Novel dari Mochtar Lubis berjudul Berkelana dalam Rimba, cetakan pertama 1980, Yayasan Obor 2002 juga menyebutkan data sejarah dan budaya hubungan harimau manusia. Antara lain disebutkan pada pertengahan abad ke 19 ada laporan pejabat kolonial Belanda bahwa di Keresidenan Palembang setiap tahunnya sebanyak 1400-1500 jiwa melayang diterkam harimau. Di masa itu sering terjadi desa ditinggalkan penduduknya atau desa yang kehilangan penduduknya.

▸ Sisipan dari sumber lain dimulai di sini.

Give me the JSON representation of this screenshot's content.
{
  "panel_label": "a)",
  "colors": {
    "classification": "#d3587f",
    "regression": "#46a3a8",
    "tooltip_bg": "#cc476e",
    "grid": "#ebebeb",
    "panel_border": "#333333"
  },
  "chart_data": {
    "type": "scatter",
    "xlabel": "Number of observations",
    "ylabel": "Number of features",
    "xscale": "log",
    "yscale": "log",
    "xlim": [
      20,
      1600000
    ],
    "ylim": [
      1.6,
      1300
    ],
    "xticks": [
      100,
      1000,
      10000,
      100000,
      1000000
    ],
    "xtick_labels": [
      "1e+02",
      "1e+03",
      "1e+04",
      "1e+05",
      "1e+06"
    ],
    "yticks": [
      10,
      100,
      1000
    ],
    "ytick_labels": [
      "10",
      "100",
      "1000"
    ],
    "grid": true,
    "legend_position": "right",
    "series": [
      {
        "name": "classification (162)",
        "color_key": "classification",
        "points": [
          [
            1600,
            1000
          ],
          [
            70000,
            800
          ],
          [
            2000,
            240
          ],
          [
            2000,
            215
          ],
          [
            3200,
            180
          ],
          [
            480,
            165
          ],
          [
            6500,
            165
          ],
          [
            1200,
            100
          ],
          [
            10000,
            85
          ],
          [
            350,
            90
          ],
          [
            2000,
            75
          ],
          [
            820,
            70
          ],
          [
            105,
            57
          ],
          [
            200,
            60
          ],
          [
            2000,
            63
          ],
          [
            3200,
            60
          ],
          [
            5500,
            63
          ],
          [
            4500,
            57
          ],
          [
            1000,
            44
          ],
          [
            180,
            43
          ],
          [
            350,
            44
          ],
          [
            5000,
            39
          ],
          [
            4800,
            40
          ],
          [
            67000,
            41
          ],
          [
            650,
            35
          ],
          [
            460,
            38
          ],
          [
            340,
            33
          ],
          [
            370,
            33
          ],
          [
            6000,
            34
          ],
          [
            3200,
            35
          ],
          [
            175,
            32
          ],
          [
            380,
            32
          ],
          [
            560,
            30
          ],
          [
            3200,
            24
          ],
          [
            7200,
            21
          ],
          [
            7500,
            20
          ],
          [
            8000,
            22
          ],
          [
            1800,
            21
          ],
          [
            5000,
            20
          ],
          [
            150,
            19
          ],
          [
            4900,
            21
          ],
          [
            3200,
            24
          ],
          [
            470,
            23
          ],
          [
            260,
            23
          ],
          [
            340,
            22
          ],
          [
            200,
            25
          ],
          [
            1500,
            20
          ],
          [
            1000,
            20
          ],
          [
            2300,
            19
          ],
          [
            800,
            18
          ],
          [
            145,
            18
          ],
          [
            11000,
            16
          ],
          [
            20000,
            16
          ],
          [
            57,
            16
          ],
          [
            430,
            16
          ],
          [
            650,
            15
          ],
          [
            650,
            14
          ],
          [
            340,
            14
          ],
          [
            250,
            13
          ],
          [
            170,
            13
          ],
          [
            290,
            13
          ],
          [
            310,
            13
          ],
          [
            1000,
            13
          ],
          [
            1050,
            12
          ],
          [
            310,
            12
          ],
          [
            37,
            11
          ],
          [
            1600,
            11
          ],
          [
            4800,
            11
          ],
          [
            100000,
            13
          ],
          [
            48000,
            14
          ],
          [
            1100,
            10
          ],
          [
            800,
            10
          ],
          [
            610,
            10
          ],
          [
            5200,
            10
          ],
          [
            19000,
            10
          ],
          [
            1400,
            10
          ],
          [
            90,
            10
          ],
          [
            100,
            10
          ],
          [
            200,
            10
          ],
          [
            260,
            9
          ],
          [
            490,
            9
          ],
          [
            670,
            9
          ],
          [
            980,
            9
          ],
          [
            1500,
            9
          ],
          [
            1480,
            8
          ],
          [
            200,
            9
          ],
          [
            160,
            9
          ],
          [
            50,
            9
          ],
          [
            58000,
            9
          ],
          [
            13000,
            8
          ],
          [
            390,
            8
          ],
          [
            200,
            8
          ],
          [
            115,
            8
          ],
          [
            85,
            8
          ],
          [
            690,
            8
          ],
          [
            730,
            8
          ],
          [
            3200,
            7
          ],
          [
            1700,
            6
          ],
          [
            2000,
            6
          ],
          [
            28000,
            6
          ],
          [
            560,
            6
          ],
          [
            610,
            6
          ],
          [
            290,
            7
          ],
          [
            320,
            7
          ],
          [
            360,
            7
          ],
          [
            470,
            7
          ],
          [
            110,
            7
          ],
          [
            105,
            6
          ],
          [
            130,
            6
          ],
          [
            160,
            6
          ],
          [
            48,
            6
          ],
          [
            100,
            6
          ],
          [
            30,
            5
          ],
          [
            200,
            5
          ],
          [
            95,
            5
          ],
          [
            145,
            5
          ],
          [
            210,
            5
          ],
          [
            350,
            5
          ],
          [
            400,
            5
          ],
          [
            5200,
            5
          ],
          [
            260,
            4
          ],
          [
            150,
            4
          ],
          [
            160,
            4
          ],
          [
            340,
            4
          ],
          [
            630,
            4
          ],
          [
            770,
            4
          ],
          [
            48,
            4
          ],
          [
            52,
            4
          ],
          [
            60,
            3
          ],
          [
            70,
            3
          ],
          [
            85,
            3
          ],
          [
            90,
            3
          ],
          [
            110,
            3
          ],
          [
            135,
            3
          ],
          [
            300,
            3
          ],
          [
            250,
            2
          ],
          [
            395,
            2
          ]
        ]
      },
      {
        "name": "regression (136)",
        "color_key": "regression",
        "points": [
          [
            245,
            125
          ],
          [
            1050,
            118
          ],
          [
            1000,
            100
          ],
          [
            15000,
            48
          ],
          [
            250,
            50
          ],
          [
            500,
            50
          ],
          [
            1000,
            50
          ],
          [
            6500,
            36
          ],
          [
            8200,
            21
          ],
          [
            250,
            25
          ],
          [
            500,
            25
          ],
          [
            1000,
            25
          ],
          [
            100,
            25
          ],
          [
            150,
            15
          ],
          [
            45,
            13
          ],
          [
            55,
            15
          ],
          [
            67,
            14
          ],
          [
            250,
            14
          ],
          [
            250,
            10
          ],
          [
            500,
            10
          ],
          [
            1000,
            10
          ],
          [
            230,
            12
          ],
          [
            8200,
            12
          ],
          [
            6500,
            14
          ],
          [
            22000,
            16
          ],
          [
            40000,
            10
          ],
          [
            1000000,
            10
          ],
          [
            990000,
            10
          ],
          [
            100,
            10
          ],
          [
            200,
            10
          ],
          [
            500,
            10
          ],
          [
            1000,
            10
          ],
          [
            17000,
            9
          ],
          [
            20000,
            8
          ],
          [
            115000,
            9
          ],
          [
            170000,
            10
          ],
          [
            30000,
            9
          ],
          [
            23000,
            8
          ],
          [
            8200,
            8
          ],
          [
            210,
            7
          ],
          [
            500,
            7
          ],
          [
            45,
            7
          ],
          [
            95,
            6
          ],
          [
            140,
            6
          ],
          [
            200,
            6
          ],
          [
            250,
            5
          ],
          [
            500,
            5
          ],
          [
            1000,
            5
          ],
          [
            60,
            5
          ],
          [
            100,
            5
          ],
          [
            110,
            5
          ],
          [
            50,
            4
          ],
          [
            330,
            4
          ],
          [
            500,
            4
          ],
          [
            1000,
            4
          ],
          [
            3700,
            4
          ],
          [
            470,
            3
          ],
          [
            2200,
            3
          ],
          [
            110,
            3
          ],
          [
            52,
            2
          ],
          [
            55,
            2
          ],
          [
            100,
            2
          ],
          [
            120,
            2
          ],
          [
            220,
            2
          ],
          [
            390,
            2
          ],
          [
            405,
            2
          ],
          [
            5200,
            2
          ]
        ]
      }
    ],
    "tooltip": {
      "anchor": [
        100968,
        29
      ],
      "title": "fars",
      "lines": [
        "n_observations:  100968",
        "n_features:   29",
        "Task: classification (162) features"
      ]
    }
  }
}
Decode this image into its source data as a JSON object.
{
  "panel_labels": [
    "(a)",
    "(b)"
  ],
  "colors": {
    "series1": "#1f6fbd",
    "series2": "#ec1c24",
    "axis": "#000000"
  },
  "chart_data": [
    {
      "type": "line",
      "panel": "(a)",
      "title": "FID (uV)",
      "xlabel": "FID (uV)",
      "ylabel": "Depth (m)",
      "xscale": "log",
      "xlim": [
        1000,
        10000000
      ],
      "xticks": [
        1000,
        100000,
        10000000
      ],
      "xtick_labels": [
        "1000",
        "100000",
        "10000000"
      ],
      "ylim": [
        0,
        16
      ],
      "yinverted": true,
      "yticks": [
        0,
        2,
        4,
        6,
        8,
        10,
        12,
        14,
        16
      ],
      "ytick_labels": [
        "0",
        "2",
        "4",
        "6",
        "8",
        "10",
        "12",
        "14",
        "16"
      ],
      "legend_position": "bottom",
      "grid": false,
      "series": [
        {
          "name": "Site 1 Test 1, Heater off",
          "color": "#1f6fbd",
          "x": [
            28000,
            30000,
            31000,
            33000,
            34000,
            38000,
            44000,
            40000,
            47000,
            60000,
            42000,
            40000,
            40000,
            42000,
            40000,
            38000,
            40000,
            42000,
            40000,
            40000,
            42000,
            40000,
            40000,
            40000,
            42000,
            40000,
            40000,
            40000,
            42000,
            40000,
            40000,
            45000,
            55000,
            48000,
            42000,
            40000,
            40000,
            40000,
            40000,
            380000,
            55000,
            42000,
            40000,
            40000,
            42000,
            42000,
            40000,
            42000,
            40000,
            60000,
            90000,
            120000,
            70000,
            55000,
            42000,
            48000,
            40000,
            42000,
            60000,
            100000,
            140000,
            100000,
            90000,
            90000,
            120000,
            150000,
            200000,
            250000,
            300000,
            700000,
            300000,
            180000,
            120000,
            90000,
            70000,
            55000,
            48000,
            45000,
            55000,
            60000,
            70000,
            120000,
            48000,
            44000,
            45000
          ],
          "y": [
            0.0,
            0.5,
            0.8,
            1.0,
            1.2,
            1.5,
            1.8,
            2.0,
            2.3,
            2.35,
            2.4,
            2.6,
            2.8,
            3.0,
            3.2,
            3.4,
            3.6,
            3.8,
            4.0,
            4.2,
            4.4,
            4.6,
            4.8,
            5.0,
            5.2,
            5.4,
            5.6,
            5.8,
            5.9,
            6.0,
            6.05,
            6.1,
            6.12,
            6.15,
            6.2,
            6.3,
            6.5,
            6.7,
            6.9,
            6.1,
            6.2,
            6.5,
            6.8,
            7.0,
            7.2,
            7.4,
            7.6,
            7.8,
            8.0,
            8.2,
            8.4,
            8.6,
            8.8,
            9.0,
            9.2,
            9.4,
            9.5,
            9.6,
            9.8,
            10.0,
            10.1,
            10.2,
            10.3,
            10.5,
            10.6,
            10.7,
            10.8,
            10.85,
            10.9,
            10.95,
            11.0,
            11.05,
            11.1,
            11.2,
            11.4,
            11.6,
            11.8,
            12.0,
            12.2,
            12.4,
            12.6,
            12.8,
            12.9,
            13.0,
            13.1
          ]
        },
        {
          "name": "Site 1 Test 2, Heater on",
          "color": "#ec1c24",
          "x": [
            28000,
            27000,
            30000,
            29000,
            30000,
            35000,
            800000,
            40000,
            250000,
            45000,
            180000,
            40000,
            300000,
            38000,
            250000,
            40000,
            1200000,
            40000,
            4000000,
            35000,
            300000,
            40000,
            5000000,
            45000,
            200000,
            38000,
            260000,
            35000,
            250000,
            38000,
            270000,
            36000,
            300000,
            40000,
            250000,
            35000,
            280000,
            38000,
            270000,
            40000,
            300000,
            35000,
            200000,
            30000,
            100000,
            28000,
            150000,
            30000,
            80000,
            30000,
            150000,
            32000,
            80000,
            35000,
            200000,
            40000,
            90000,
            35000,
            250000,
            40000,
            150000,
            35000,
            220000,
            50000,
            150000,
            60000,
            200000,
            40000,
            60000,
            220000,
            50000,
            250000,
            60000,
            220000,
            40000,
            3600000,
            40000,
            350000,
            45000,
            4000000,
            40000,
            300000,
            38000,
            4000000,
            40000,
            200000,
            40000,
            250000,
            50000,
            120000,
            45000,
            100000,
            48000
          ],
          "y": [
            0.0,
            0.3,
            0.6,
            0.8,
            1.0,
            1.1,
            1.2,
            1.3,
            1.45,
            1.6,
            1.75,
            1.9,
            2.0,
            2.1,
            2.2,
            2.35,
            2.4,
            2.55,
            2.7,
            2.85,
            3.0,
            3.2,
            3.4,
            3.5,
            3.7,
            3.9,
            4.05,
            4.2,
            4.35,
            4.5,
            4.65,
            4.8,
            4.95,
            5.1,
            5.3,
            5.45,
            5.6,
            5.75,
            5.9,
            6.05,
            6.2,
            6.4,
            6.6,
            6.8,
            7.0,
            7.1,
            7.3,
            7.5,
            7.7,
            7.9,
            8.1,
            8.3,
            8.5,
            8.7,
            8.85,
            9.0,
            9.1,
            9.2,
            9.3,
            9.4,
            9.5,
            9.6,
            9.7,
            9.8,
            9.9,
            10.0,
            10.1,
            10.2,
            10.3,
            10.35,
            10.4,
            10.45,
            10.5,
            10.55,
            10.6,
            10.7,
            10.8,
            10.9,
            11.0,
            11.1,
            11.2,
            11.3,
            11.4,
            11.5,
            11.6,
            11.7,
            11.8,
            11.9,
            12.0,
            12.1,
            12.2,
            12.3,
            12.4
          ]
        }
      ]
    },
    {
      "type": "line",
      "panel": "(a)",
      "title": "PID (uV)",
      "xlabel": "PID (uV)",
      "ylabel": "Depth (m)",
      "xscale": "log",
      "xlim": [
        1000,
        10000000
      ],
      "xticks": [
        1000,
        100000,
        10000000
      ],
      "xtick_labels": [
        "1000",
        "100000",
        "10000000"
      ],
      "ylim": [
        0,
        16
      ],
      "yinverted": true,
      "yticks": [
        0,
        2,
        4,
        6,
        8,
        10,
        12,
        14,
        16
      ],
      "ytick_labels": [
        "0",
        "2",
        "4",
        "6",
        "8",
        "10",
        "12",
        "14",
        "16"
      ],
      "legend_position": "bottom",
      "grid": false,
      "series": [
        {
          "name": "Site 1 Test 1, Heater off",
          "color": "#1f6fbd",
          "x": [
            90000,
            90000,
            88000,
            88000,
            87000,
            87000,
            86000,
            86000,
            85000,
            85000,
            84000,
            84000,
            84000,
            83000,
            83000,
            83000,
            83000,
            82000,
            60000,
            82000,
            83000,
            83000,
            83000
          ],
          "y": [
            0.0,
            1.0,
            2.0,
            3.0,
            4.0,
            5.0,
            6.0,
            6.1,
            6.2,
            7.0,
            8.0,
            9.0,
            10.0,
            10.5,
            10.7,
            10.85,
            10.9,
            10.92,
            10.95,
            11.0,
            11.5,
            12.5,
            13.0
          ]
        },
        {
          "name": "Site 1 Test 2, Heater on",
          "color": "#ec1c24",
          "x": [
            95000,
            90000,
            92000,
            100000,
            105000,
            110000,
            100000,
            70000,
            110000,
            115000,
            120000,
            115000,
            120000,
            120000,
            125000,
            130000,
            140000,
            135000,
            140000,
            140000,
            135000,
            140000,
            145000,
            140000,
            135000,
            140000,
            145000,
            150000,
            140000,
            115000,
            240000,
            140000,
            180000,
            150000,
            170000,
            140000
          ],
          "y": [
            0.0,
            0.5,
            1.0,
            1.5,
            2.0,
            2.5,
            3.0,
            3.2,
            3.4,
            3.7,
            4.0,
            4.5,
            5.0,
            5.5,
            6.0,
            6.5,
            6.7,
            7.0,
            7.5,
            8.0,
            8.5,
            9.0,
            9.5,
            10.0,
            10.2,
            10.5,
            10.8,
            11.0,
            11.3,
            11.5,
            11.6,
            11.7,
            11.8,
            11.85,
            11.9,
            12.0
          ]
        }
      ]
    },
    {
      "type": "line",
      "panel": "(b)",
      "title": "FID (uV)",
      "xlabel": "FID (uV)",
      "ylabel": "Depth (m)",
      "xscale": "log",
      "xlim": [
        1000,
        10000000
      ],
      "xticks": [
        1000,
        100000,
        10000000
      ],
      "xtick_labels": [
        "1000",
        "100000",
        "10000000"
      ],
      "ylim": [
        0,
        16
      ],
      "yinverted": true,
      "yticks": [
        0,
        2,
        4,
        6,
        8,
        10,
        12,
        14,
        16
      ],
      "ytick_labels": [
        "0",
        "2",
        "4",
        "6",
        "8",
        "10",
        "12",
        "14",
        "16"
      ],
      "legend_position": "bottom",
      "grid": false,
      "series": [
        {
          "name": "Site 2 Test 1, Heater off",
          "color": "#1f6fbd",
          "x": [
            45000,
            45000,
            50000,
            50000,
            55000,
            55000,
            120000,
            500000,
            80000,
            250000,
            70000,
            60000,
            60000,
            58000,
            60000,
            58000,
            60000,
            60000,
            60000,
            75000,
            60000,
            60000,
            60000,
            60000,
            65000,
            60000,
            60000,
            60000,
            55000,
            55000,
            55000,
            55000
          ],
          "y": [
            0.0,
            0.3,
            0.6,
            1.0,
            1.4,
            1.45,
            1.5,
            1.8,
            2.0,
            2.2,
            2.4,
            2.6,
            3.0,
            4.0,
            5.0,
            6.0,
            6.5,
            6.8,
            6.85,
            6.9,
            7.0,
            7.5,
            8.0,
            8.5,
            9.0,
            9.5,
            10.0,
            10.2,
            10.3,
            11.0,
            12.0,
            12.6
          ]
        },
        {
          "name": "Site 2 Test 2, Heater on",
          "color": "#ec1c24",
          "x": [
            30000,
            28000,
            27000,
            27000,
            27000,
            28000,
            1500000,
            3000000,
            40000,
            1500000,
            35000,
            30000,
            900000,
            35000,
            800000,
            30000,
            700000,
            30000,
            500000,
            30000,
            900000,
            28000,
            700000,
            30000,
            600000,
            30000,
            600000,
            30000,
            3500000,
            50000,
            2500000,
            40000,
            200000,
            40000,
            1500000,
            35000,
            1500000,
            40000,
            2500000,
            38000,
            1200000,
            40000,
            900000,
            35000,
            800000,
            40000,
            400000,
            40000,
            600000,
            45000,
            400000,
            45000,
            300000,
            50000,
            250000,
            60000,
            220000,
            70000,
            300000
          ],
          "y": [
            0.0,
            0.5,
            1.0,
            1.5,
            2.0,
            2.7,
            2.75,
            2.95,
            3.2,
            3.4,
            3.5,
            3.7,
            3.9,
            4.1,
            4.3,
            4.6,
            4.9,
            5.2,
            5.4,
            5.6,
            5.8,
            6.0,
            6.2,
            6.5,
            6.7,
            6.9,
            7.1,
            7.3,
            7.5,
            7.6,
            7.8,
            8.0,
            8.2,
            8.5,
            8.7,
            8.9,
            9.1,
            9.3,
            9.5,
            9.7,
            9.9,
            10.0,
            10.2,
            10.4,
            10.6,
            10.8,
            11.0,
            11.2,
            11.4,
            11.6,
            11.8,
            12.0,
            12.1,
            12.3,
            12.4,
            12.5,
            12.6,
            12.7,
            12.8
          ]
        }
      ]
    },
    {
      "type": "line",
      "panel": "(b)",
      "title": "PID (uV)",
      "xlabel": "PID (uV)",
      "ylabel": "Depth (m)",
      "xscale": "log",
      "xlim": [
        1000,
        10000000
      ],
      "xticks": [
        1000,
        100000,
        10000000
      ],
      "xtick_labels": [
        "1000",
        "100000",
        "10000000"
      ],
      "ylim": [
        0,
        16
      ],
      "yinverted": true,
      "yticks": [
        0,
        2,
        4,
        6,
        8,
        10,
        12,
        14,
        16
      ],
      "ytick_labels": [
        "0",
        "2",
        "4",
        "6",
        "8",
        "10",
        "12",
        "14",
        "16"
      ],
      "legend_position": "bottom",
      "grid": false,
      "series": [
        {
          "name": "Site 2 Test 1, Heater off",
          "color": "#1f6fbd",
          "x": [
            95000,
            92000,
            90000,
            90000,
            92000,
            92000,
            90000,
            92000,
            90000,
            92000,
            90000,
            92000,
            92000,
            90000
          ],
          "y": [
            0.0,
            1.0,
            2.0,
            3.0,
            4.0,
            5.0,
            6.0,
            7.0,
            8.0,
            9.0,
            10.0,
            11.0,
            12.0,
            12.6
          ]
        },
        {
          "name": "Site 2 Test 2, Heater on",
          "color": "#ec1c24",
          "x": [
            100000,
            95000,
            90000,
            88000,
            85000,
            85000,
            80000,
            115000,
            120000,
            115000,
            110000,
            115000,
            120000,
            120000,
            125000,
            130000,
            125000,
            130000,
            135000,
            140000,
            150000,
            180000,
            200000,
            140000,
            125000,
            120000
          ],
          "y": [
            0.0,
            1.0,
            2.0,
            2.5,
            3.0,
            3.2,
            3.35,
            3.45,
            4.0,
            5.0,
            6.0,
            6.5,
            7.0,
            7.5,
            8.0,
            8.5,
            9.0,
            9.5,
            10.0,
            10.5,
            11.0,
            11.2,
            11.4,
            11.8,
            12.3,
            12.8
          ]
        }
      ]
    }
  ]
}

Citra harimau dalam dua novel karya Mochtar Lubis ini terasa negatif, mahluk yang membahayakan kehidupan manusia dan wajib diburu. Namun ada juga sastrawan yang melihat harimau adalah sekutu manusia. Harimau ditakuti sekaligus juga dikagumi. Begitu juga kebanyakan cerita folklor dan dongeng pengantar tidur seperti Si Kancil dan Harimau menunjukkan bahwa raja hutan ini adalah musuh bersama.
SB Chandra membuat novel Manusia Harimau dan beberapa sekuelnya pada 1970-an. Begitu juga dengan Motinggo Busye (nama samaran dari penulis Bustami Djalid lahir dari orangtua Minangkabau 1937-1999) menulis 7 Manusia Harimau sekitar 1980-an yang sebangun dengan cerita “werewolf” di dunia Barat. Harimau di mata dua penulis ini memberikan kesan tidak selalu menjadi musuh manusia, tetapi juga bisa berbuat kebaikan untuk manusia atau menjadi sekutu.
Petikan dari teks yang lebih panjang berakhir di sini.